4. How & Why We Use Your Data
We process personal data for the following purposes:
- Provide the Service. Run and maintain the app, deliver Premium Features, validate subscription receipts, restore purchases, and synchronise preferences across your devices via iCloud (managed by Apple).
- Improve and develop the Service. Understand which features are used, diagnose crashes and performance issues, A/B-test improvements, and prioritise product roadmap items.
- Security and fraud prevention. Detect and prevent abuse, fraudulent subscriptions, automated misuse, and security incidents.
- Customer support. Respond to your questions, troubleshoot issues, and follow up on feedback.
- Communicate with you. Send service announcements, security notices, and — where you have opted in — product news.
- Legal and compliance. Comply with legal obligations, enforce our Terms, and protect our rights and the rights of others.
5. Legal Bases (GDPR)
If you are in the EEA, UK, or Switzerland, we rely on the following lawful bases under the GDPR and equivalent laws:
- Performance of a contract (Art. 6(1)(b)) — to deliver the Service, manage subscriptions, and respond to support requests.
- Legitimate interests (Art. 6(1)(f)) — to secure the Service, prevent fraud, improve features, and conduct limited product analytics.
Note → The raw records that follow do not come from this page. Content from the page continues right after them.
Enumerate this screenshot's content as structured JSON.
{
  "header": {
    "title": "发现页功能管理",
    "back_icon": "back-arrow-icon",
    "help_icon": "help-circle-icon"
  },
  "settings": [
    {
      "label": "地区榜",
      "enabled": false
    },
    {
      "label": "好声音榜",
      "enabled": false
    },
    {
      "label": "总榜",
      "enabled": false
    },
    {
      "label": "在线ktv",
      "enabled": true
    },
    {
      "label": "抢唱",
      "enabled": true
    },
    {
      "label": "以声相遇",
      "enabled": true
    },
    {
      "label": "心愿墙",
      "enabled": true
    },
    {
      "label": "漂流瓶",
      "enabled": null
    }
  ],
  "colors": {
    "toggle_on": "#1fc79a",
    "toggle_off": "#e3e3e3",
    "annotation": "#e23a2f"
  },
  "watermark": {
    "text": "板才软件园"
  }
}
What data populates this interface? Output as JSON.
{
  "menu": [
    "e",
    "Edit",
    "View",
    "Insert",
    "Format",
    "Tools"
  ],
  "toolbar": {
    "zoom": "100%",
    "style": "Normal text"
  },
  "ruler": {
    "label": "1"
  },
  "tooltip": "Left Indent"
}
We balance these against your rights and offer opt-outs where appropriate.
- Consent (Art. 6(1)(a)) — for optional analytics, push notifications, marketing emails, and any processing that requires tracking permission. You can withdraw consent at any time.
- Legal obligation (Art. 6(1)(c)) — to comply with laws, court orders, and regulator requests.
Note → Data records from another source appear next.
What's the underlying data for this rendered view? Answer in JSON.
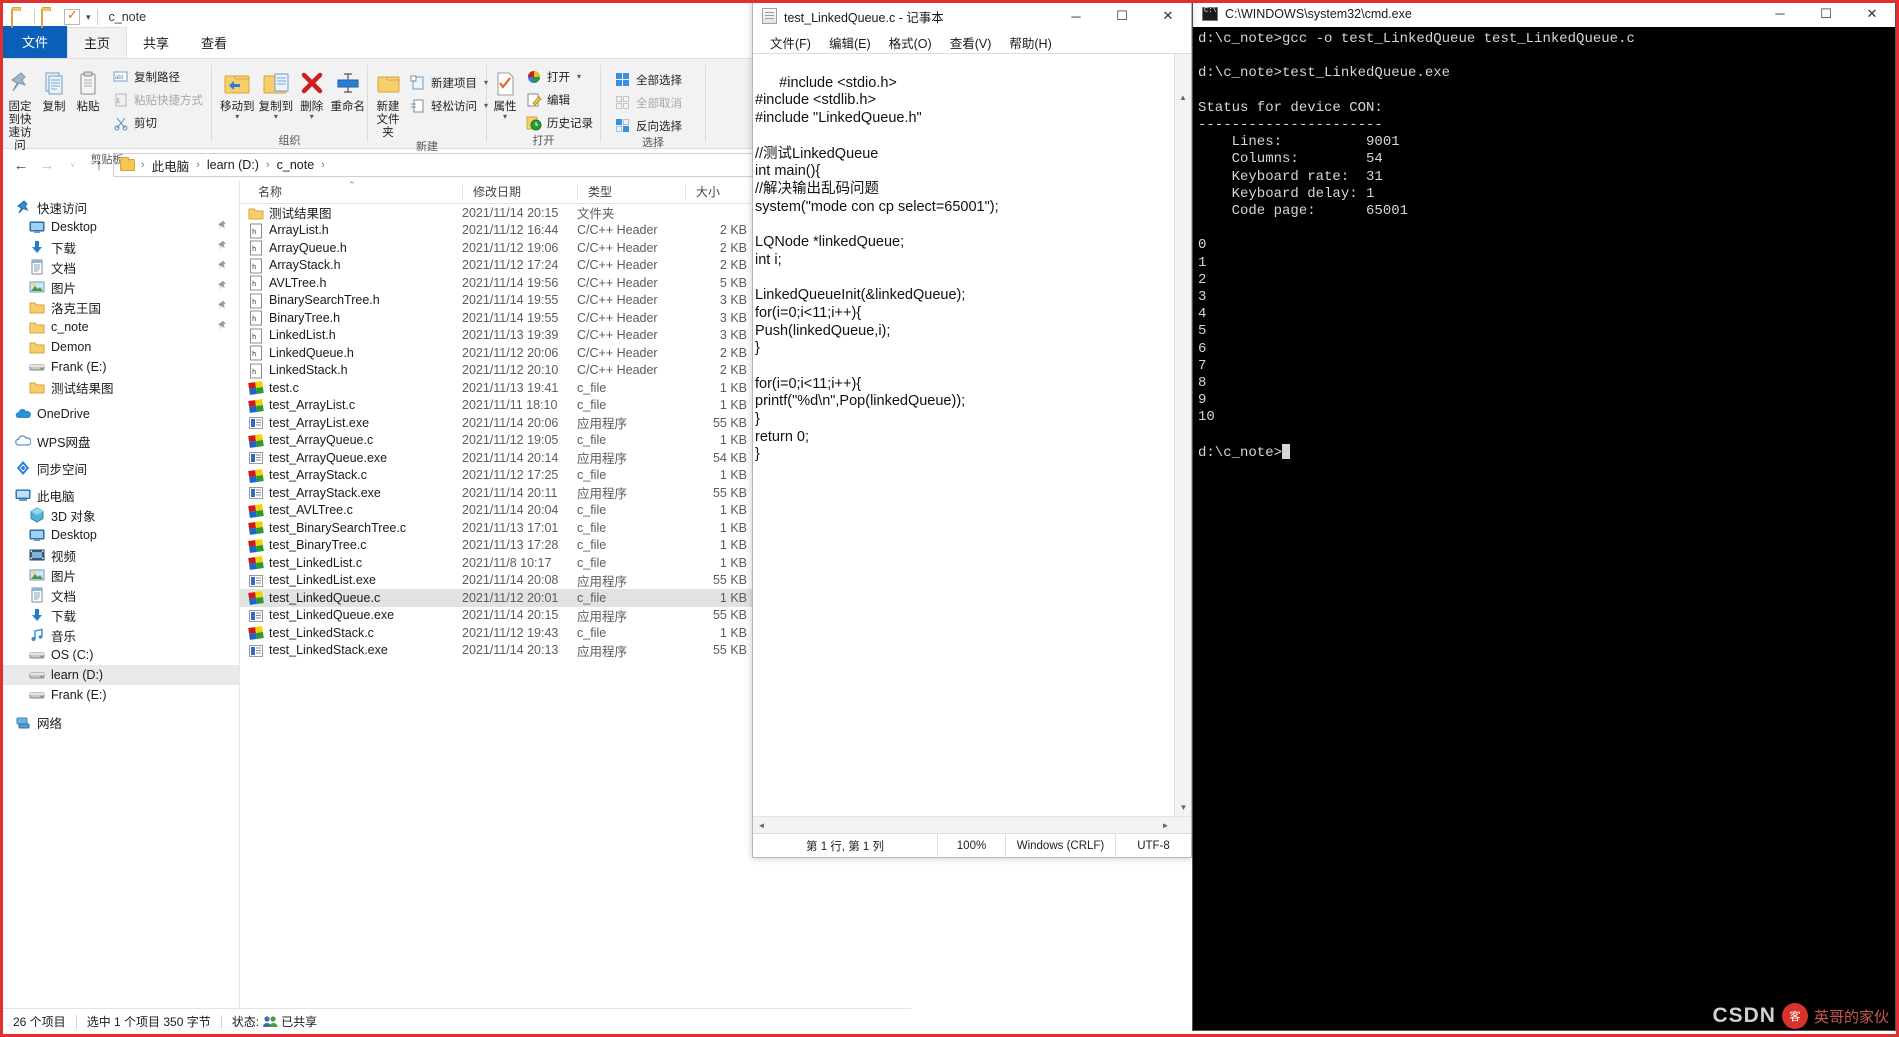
{
  "explorer": {
    "title": "c_note",
    "quick_access_icons": [
      "folder-icon",
      "folder-icon",
      "check-icon",
      "chevron-down-icon"
    ],
    "tabs": [
      {
        "id": "file",
        "label": "文件"
      },
      {
        "id": "home",
        "label": "主页"
      },
      {
        "id": "share",
        "label": "共享"
      },
      {
        "id": "view",
        "label": "查看"
      }
    ],
    "ribbon_groups": [
      {
        "name": "clipboard",
        "label": "剪贴板",
        "big": [
          {
            "label_line1": "固定到快",
            "label_line2": "速访问",
            "icon": "pin-icon"
          },
          {
            "label_line1": "复制",
            "label_line2": "",
            "icon": "copy-icon"
          },
          {
            "label_line1": "粘贴",
            "label_line2": "",
            "icon": "paste-icon"
          }
        ],
        "small": [
          {
            "label": "复制路径",
            "icon": "copy-path-icon",
            "dimmed": false
          },
          {
            "label": "粘贴快捷方式",
            "icon": "paste-shortcut-icon",
            "dimmed": true
          },
          {
            "label": "剪切",
            "icon": "scissors-icon",
            "dimmed": false
          }
        ]
      },
      {
        "name": "organize",
        "label": "组织",
        "big": [
          {
            "label_line1": "移动到",
            "label_line2": "",
            "icon": "move-to-icon",
            "dropdown": true
          },
          {
            "label_line1": "复制到",
            "label_line2": "",
            "icon": "copy-to-icon",
            "dropdown": true
          },
          {
            "label_line1": "删除",
            "label_line2": "",
            "icon": "delete-icon",
            "dropdown": true
          },
          {
            "label_line1": "重命名",
            "label_line2": "",
            "icon": "rename-icon"
          }
        ]
      },
      {
        "name": "new",
        "label": "新建",
        "big": [
          {
            "label_line1": "新建",
            "label_line2": "文件夹",
            "icon": "new-folder-icon"
          }
        ],
        "small": [
          {
            "label": "新建项目",
            "icon": "new-item-icon",
            "dropdown": true
          },
          {
            "label": "轻松访问",
            "icon": "easy-access-icon",
            "dropdown": true
          }
        ]
      },
      {
        "name": "open",
        "label": "打开",
        "big": [
          {
            "label_line1": "属性",
            "label_line2": "",
            "icon": "properties-icon",
            "dropdown": true
          }
        ],
        "small": [
          {
            "label": "打开",
            "icon": "open-icon",
            "dropdown": true
          },
          {
            "label": "编辑",
            "icon": "edit-icon"
          },
          {
            "label": "历史记录",
            "icon": "history-icon"
          }
        ]
      },
      {
        "name": "select",
        "label": "选择",
        "small": [
          {
            "label": "全部选择",
            "icon": "select-all-icon"
          },
          {
            "label": "全部取消",
            "icon": "select-none-icon",
            "dimmed": true
          },
          {
            "label": "反向选择",
            "icon": "invert-selection-icon"
          }
        ]
      }
    ],
    "nav": {
      "back": "←",
      "forward": "→",
      "recent": "˅",
      "up": "↑"
    },
    "breadcrumbs": [
      "此电脑",
      "learn (D:)",
      "c_note"
    ],
    "nav_pane": [
      {
        "label": "快速访问",
        "icon": "star-pin-icon",
        "level": 0,
        "group": true
      },
      {
        "label": "Desktop",
        "icon": "desktop-icon",
        "level": 1,
        "pinned": true
      },
      {
        "label": "下载",
        "icon": "download-icon",
        "level": 1,
        "pinned": true
      },
      {
        "label": "文档",
        "icon": "documents-icon",
        "level": 1,
        "pinned": true
      },
      {
        "label": "图片",
        "icon": "pictures-icon",
        "level": 1,
        "pinned": true
      },
      {
        "label": "洛克王国",
        "icon": "folder-icon",
        "level": 1,
        "pinned": true
      },
      {
        "label": "c_note",
        "icon": "folder-icon",
        "level": 1,
        "pinned": true
      },
      {
        "label": "Demon",
        "icon": "folder-icon",
        "level": 1
      },
      {
        "label": "Frank (E:)",
        "icon": "drive-icon",
        "level": 1
      },
      {
        "label": "测试结果图",
        "icon": "folder-icon",
        "level": 1
      },
      {
        "label": "OneDrive",
        "icon": "onedrive-icon",
        "level": 0,
        "group": true
      },
      {
        "label": "WPS网盘",
        "icon": "wps-cloud-icon",
        "level": 0,
        "group": true
      },
      {
        "label": "同步空间",
        "icon": "sync-icon",
        "level": 0,
        "group": true
      },
      {
        "label": "此电脑",
        "icon": "this-pc-icon",
        "level": 0,
        "group": true
      },
      {
        "label": "3D 对象",
        "icon": "3d-objects-icon",
        "level": 1
      },
      {
        "label": "Desktop",
        "icon": "desktop-icon",
        "level": 1
      },
      {
        "label": "视频",
        "icon": "videos-icon",
        "level": 1
      },
      {
        "label": "图片",
        "icon": "pictures-icon",
        "level": 1
      },
      {
        "label": "文档",
        "icon": "documents-icon",
        "level": 1
      },
      {
        "label": "下载",
        "icon": "download-icon",
        "level": 1
      },
      {
        "label": "音乐",
        "icon": "music-icon",
        "level": 1
      },
      {
        "label": "OS (C:)",
        "icon": "drive-icon",
        "level": 1
      },
      {
        "label": "learn (D:)",
        "icon": "drive-icon",
        "level": 1,
        "selected": true
      },
      {
        "label": "Frank (E:)",
        "icon": "drive-icon",
        "level": 1
      },
      {
        "label": "网络",
        "icon": "network-icon",
        "level": 0,
        "group": true
      }
    ],
    "columns": [
      "名称",
      "修改日期",
      "类型",
      "大小"
    ],
    "sort_column": "名称",
    "files": [
      {
        "name": "测试结果图",
        "date": "2021/11/14 20:15",
        "type": "文件夹",
        "size": "",
        "icon": "folder-icon"
      },
      {
        "name": "ArrayList.h",
        "date": "2021/11/12 16:44",
        "type": "C/C++ Header",
        "size": "2 KB",
        "icon": "header-file-icon"
      },
      {
        "name": "ArrayQueue.h",
        "date": "2021/11/12 19:06",
        "type": "C/C++ Header",
        "size": "2 KB",
        "icon": "header-file-icon"
      },
      {
        "name": "ArrayStack.h",
        "date": "2021/11/12 17:24",
        "type": "C/C++ Header",
        "size": "2 KB",
        "icon": "header-file-icon"
      },
      {
        "name": "AVLTree.h",
        "date": "2021/11/14 19:56",
        "type": "C/C++ Header",
        "size": "5 KB",
        "icon": "header-file-icon"
      },
      {
        "name": "BinarySearchTree.h",
        "date": "2021/11/14 19:55",
        "type": "C/C++ Header",
        "size": "3 KB",
        "icon": "header-file-icon"
      },
      {
        "name": "BinaryTree.h",
        "date": "2021/11/14 19:55",
        "type": "C/C++ Header",
        "size": "3 KB",
        "icon": "header-file-icon"
      },
      {
        "name": "LinkedList.h",
        "date": "2021/11/13 19:39",
        "type": "C/C++ Header",
        "size": "3 KB",
        "icon": "header-file-icon"
      },
      {
        "name": "LinkedQueue.h",
        "date": "2021/11/12 20:06",
        "type": "C/C++ Header",
        "size": "2 KB",
        "icon": "header-file-icon"
      },
      {
        "name": "LinkedStack.h",
        "date": "2021/11/12 20:10",
        "type": "C/C++ Header",
        "size": "2 KB",
        "icon": "header-file-icon"
      },
      {
        "name": "test.c",
        "date": "2021/11/13 19:41",
        "type": "c_file",
        "size": "1 KB",
        "icon": "c-file-icon"
      },
      {
        "name": "test_ArrayList.c",
        "date": "2021/11/11 18:10",
        "type": "c_file",
        "size": "1 KB",
        "icon": "c-file-icon"
      },
      {
        "name": "test_ArrayList.exe",
        "date": "2021/11/14 20:06",
        "type": "应用程序",
        "size": "55 KB",
        "icon": "exe-file-icon"
      },
      {
        "name": "test_ArrayQueue.c",
        "date": "2021/11/12 19:05",
        "type": "c_file",
        "size": "1 KB",
        "icon": "c-file-icon"
      },
      {
        "name": "test_ArrayQueue.exe",
        "date": "2021/11/14 20:14",
        "type": "应用程序",
        "size": "54 KB",
        "icon": "exe-file-icon"
      },
      {
        "name": "test_ArrayStack.c",
        "date": "2021/11/12 17:25",
        "type": "c_file",
        "size": "1 KB",
        "icon": "c-file-icon"
      },
      {
        "name": "test_ArrayStack.exe",
        "date": "2021/11/14 20:11",
        "type": "应用程序",
        "size": "55 KB",
        "icon": "exe-file-icon"
      },
      {
        "name": "test_AVLTree.c",
        "date": "2021/11/14 20:04",
        "type": "c_file",
        "size": "1 KB",
        "icon": "c-file-icon"
      },
      {
        "name": "test_BinarySearchTree.c",
        "date": "2021/11/13 17:01",
        "type": "c_file",
        "size": "1 KB",
        "icon": "c-file-icon"
      },
      {
        "name": "test_BinaryTree.c",
        "date": "2021/11/13 17:28",
        "type": "c_file",
        "size": "1 KB",
        "icon": "c-file-icon"
      },
      {
        "name": "test_LinkedList.c",
        "date": "2021/11/8 10:17",
        "type": "c_file",
        "size": "1 KB",
        "icon": "c-file-icon"
      },
      {
        "name": "test_LinkedList.exe",
        "date": "2021/11/14 20:08",
        "type": "应用程序",
        "size": "55 KB",
        "icon": "exe-file-icon"
      },
      {
        "name": "test_LinkedQueue.c",
        "date": "2021/11/12 20:01",
        "type": "c_file",
        "size": "1 KB",
        "icon": "c-file-icon",
        "selected": true
      },
      {
        "name": "test_LinkedQueue.exe",
        "date": "2021/11/14 20:15",
        "type": "应用程序",
        "size": "55 KB",
        "icon": "exe-file-icon"
      },
      {
        "name": "test_LinkedStack.c",
        "date": "2021/11/12 19:43",
        "type": "c_file",
        "size": "1 KB",
        "icon": "c-file-icon"
      },
      {
        "name": "test_LinkedStack.exe",
        "date": "2021/11/14 20:13",
        "type": "应用程序",
        "size": "55 KB",
        "icon": "exe-file-icon"
      }
    ],
    "status": {
      "item_count": "26 个项目",
      "selection": "选中 1 个项目  350 字节",
      "share_state": "状态:",
      "share_label": "已共享"
    }
  },
  "notepad": {
    "title": "test_LinkedQueue.c - 记事本",
    "menu": [
      "文件(F)",
      "编辑(E)",
      "格式(O)",
      "查看(V)",
      "帮助(H)"
    ],
    "window_buttons": [
      "minimize",
      "maximize",
      "close"
    ],
    "content": "#include <stdio.h>\n#include <stdlib.h>\n#include \"LinkedQueue.h\"\n\n//测试LinkedQueue\nint main(){\n//解决输出乱码问题\nsystem(\"mode con cp select=65001\");\n\nLQNode *linkedQueue;\nint i;\n\nLinkedQueueInit(&linkedQueue);\nfor(i=0;i<11;i++){\nPush(linkedQueue,i);\n}\n\nfor(i=0;i<11;i++){\nprintf(\"%d\\n\",Pop(linkedQueue));\n}\nreturn 0;\n}",
    "status": {
      "position": "第 1 行, 第 1 列",
      "zoom": "100%",
      "line_ending": "Windows (CRLF)",
      "encoding": "UTF-8"
    }
  },
  "cmd": {
    "title": "C:\\WINDOWS\\system32\\cmd.exe",
    "window_buttons": [
      "minimize",
      "maximize",
      "close"
    ],
    "content": "d:\\c_note>gcc -o test_LinkedQueue test_LinkedQueue.c\n\nd:\\c_note>test_LinkedQueue.exe\n\nStatus for device CON:\n----------------------\n    Lines:          9001\n    Columns:        54\n    Keyboard rate:  31\n    Keyboard delay: 1\n    Code page:      65001\n\n0\n1\n2\n3\n4\n5\n6\n7\n8\n9\n10\n\nd:\\c_note>"
  },
  "watermark": {
    "brand": "CSDN",
    "badge": "客",
    "text": "英哥的家伙"
  }
}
6. Photo Library & On-Device Processing
SortBox needs access to your iOS Photo Library to do its job: scanning for duplicates, similar shots, screenshots, large videos, and other items you may want to clean up. This access is granted by you via the standard iOS permission prompt and can be revoked at any time in Settings → Privacy & Security → Photos → SortBox.
All photo and video analysis happens locally on your device , using Apple's PhotoKit, Vision, and Core ML frameworks where applicable. We do not upload or back up your library to our servers. Deletion actions you confirm in the app are performed via iOS and move items to your "Recently Deleted" album, where iOS keeps them for the system-defined period (typically 30 days) before permanently removing them.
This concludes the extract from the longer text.